Effect of sodium arsenite on peripheral lymphocytes in vitro: individual susceptibility among a population exposed to arsenic through the drinking water.

Arsenic (As) contamination in ground water has affected more than 19 countries. Approximately 36 million people in the Bengal delta alone are exposed to this toxicant via drinking water (>50 microg/l) and are at potential health risk. Chronic ingestion of As via drinking water is associated with occurrence of skin lesions, cancer and other arsenic-induced diseases in West Bengal, India. An in vitro cytogenetic study was performed utilizing chromosomal aberrations (CA) in lymphocytes treated with sodium arsenite (0-5 microM) in six symptomatic (having arsenic-related skin lesions) individuals, six age- and sex-matched As-exposed asymptomatic (no arsenic-related skin lesions) individuals and six control individuals with similar socio-economic status residing in non-affected districts of West Bengal with no evidence of As exposure.
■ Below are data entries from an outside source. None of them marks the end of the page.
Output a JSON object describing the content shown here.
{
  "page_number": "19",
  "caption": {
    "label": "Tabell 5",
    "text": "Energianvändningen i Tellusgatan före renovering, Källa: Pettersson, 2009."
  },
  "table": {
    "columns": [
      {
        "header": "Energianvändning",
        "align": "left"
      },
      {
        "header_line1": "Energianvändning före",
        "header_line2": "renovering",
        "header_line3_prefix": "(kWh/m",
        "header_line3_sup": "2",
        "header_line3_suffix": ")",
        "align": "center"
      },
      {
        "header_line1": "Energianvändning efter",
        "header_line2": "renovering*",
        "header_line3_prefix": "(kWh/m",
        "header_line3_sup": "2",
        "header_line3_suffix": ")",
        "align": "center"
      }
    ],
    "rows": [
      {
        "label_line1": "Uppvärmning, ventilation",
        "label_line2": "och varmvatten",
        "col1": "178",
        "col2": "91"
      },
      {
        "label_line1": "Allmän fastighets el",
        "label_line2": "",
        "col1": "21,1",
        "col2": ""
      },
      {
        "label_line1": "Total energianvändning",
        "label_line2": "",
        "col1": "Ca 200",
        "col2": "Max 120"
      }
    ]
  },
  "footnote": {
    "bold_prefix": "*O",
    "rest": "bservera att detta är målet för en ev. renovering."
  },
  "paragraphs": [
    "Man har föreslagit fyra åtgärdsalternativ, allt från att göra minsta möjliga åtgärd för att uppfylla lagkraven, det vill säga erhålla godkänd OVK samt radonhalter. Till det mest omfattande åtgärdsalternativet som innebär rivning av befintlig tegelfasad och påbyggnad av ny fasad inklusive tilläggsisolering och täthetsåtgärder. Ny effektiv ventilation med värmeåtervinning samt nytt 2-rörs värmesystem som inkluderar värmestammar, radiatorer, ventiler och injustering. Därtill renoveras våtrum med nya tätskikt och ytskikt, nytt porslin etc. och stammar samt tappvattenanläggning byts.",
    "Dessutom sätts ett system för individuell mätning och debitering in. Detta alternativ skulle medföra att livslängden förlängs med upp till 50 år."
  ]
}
The mean As content in nails and hair was 9.61 and 5.23 microg/g in symptomatic, 3.48 and 2.17 microg/g in asymptomatic and 0.42 and 0.33 microg/g in the control individuals, respectively. The main aim of our study was to determine whether genotoxic effects differed in the lymphocytes of the control (no exposure to arsenic), asymptomatic and symptomatic individuals after in vitro treatment with sodium arsenite. Although both the exposed groups had chronic exposure to As through the drinking water, individuals with skin lesions accumulated more As in their nails and hair and excreted less in urine (127.80 versus 164.15 microg/l). The results show that sodium arsenite induced a significantly higher percentage of aberrant cells in the lymphocytes of control individuals than in the lymphocytes of both the exposed groups. Within the two exposed groups As induced higher incidences of CA in the symptomatic than the asymptomatic individuals. These results suggest that asymptomatic individuals have relatively lower sensitivity and susceptibility to induction of genetic damage by As compared with the symptomatic individuals.